Rucksack voller Kultur in Iserlohn – Projektideen bis 11. Februar melden

Iserlohner Kulturrucksack
Freuen sich auf viele kreative Projektideen für den „Iserlohner Kulturrucksack“ (v.l.): Jochen Köhnke, Svenja Putscher, Beate Evers, Petra Lamberts, Patricia Benthien und Johannes Josef Jostmann. (Foto: Stadt Iserlohn)

Iserlohn. Die Stadt Iserlohn möchte auch in diesem Jahr Projekte für den „Kulturrucksack NRW“ realisieren: Dieses Landesprogramm bietet Kindern und Jugendlichen im Alter von zehn bis 14 Jahren einen kostenlosen Zugang zu Kunst und Kultur. Der Spaß an kultureller Teilhabe – aktiv wie passiv, als Zuschauende wie als Teilnehmende – soll mit diesem Programm geweckt und gefördert werden.
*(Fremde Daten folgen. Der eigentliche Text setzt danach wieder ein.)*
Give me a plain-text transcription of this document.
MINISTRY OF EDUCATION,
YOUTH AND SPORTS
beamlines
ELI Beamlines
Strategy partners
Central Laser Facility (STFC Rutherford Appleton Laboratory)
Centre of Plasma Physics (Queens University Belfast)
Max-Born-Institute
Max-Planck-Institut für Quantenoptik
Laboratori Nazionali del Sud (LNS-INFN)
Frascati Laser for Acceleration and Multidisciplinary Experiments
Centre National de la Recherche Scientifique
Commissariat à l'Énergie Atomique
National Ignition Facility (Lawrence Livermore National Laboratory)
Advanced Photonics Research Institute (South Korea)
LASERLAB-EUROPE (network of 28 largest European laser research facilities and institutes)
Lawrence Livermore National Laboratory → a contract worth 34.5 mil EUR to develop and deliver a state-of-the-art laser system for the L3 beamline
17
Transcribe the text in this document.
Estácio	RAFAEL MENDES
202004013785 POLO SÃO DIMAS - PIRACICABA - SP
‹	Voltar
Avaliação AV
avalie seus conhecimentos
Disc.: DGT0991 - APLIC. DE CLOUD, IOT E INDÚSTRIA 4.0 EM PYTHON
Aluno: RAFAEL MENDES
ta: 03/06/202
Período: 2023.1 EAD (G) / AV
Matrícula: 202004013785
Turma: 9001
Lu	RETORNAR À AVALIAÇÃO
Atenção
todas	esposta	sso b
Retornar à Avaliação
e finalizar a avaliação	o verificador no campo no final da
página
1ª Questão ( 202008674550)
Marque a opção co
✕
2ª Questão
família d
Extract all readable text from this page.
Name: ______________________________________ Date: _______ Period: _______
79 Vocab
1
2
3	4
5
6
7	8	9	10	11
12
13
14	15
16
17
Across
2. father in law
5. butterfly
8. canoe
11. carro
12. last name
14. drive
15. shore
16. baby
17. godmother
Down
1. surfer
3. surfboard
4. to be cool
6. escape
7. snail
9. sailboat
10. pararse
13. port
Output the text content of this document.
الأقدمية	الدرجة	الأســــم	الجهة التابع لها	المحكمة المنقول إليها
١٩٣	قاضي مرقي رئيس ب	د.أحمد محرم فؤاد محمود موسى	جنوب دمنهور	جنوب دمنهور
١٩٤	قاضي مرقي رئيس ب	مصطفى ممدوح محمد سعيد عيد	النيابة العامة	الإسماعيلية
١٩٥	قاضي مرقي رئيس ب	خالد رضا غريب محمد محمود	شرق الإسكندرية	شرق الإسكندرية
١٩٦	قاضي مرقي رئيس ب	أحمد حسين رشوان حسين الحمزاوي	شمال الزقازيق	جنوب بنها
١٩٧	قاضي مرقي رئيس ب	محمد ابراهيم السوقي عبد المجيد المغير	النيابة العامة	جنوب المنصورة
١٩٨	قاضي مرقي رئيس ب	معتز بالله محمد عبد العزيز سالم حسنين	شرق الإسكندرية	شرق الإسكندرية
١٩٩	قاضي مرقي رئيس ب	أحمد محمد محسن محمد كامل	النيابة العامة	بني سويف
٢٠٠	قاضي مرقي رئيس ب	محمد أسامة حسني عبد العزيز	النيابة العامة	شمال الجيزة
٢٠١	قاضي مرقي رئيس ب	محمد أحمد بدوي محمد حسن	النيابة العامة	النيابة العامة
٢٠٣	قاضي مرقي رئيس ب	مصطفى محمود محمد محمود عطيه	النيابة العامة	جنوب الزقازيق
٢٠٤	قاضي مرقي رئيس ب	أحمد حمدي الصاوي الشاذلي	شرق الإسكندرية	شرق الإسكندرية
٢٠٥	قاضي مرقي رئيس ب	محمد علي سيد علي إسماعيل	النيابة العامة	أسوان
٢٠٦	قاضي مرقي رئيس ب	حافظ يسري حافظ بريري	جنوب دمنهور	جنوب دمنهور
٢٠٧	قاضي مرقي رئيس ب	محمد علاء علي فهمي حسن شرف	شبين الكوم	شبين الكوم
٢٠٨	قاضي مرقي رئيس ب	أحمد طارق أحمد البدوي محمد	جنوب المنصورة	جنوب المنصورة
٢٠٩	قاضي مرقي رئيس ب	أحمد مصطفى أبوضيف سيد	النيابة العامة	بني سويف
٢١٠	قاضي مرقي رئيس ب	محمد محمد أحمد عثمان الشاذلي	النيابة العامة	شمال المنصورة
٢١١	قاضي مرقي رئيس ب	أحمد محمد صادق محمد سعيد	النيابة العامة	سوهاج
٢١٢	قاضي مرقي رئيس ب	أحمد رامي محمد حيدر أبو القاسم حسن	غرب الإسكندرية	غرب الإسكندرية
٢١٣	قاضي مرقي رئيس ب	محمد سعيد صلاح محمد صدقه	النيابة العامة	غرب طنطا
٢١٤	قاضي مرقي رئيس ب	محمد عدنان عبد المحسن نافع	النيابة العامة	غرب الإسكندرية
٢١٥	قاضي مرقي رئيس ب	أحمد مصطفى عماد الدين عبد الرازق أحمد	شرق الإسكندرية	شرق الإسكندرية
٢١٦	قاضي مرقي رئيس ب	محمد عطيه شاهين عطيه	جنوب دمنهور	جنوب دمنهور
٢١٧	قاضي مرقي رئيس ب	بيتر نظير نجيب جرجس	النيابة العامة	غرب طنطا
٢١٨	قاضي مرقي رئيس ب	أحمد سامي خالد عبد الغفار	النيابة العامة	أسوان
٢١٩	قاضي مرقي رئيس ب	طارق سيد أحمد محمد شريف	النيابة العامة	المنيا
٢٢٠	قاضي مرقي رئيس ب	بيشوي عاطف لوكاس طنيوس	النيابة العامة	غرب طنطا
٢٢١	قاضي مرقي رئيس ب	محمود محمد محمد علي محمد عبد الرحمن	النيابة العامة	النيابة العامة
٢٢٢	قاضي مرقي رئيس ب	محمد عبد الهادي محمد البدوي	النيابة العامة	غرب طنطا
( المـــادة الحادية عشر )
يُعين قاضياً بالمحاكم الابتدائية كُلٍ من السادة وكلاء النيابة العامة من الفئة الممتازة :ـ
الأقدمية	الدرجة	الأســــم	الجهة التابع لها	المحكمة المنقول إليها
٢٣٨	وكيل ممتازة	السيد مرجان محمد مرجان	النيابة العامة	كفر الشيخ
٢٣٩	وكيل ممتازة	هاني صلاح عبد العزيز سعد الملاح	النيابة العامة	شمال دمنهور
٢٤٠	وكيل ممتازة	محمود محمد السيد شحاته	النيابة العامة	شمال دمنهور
Kulturressortleiter Jochen Köhnke stellte gemeinsam mit Referatsmitarbeiterin Beate Evers, Kulturbüroleiter JoJo Jostmann, seinen Mitarbeiterinnen Patricia Benthien und Svenja Putscher und Petra Lamberts vom städtischen Kinder- und Jugendbüro das Projekt vor.

Iserlohner Kunst- und Kultureinrichtungen, Bildungs- und Jugendorte und freie Kulturschaffende sind aufgerufen, Kulturrucksack-Projekte zu initiieren und entsprechende Förderanträge zu stellen. Ziel ist es, neue Ideen zu entwickeln, umzusetzen und vielleicht dauerhaft zu integrieren. Dabei gilt es, den Kindern und Jugendlichen in ihren eigenen Lebenswelten neue Perspektiven der eigenen kreativen Gestaltung zu eröffnen. Daher werden Kulturmacher gesucht, die Lust an außerschulischen kulturellen Projekten mit Kindern und Jugendlichen haben.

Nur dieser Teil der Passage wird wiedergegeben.